Let us assume that at a distance of 1 m from the laser to the object, the errors are given as Δ_n = 0.1 mm; Δ_r = 0.1 mm; Δ_c = 0.3 mm (matrix 1024 × 1024); and dimension of laser spot Δ _l = 0.2 mm, whence by (15) Δ_Σ = 0.39 mm.

Preliminary calculations have shown that all the components of the errors are commensurable and depend directly proportionally on the distance from the optical system to the object. The greatest contribution is made by the errors caused by the discreteness of the photomatrix, the parameters of which are being continuously improved. In the measurements it is necessary to reduce the distance to the object, though this leads to significant optical distortions. When processing information, it is best to use the complete screen in the image and to employ special programs for correction of optical distortions. The numerical values of the errors which are obtained are maximally overstated, since they are defined for unfavorable cases, when all the different types of errors are of the same sign and contain the maximum constituent components.

On the whole, whether the required measurement precision can be attained depends on the shape of the object and the components of the equipment employed as well as requiring an individualized approach for different objects and different measurement conditions.

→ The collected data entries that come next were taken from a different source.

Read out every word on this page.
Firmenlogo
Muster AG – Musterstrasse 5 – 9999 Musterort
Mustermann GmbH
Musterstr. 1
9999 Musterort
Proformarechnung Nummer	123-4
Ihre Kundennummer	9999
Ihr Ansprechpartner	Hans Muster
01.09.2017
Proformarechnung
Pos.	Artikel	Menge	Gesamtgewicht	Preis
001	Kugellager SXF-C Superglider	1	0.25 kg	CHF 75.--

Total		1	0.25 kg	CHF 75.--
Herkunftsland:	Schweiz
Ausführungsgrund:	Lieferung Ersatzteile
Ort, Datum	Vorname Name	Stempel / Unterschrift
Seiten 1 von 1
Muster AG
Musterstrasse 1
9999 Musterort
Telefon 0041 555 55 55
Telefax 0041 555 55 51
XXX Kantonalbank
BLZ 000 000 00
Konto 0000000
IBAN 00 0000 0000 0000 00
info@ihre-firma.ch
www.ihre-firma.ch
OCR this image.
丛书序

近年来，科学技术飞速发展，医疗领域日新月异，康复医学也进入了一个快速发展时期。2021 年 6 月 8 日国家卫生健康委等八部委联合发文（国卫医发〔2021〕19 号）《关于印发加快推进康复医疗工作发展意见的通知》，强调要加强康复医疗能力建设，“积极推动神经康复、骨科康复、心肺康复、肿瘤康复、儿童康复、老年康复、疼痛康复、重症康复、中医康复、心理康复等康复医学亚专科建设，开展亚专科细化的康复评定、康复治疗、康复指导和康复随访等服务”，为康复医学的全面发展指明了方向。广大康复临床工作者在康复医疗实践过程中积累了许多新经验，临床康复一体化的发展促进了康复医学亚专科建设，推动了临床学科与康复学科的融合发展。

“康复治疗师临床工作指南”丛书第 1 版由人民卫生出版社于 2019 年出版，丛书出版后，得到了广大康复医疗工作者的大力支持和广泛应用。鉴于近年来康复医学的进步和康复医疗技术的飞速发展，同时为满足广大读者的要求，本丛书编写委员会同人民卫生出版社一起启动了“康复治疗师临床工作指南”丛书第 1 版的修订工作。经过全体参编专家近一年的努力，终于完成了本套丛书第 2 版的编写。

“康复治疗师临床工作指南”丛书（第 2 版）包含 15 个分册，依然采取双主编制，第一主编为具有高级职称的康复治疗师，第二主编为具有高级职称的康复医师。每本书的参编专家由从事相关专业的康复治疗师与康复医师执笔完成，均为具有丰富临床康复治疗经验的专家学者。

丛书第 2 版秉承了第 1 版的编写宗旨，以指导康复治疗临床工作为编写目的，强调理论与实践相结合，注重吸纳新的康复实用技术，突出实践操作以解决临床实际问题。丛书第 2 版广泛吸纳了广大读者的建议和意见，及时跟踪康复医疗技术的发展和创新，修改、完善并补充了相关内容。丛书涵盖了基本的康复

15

Conclusion. The proposed photoprojection method for the measurement of the geometric parameters of parts of complex shape substantially reduces the time needed for quality control of an article, since it does not require scanning of the surface and enables the determination of an arbitrarily large set of points on a surface found in recognizable elements of the projected coordinate system, such as a terminator line or projection grid. The proposed method does not require systems for the deflection of a laser beam and is less demanding as regards angles and the reflectance of the material of the part, since it utilizes both the illuminated region of the projected grid as well as its darkened part as the information signal. Thus, in view of the substantial capabilities of image processing, it may be asserted that the overall time needed for measurement of the geometric parameters of a part will be equal to the time needed to obtain a single photograph of an object from each of several required approach angles. Through the use of the proposed method, it is possible to significantly increase the rate of inspection of the geometric parameters of articles of complex shape, increase the work efficiency, selectively reject effectively all articles that do not correspond to given dimensions, including those encountered with the use of additive technologies for the production of the parts of machines, engines, and the elements of the structures of aircraft engines.

The present study was carried out with the support of the Ministry of Education and Science of Russia in the framework of the State Assignment (Project No. 8.2297.2017/4.6).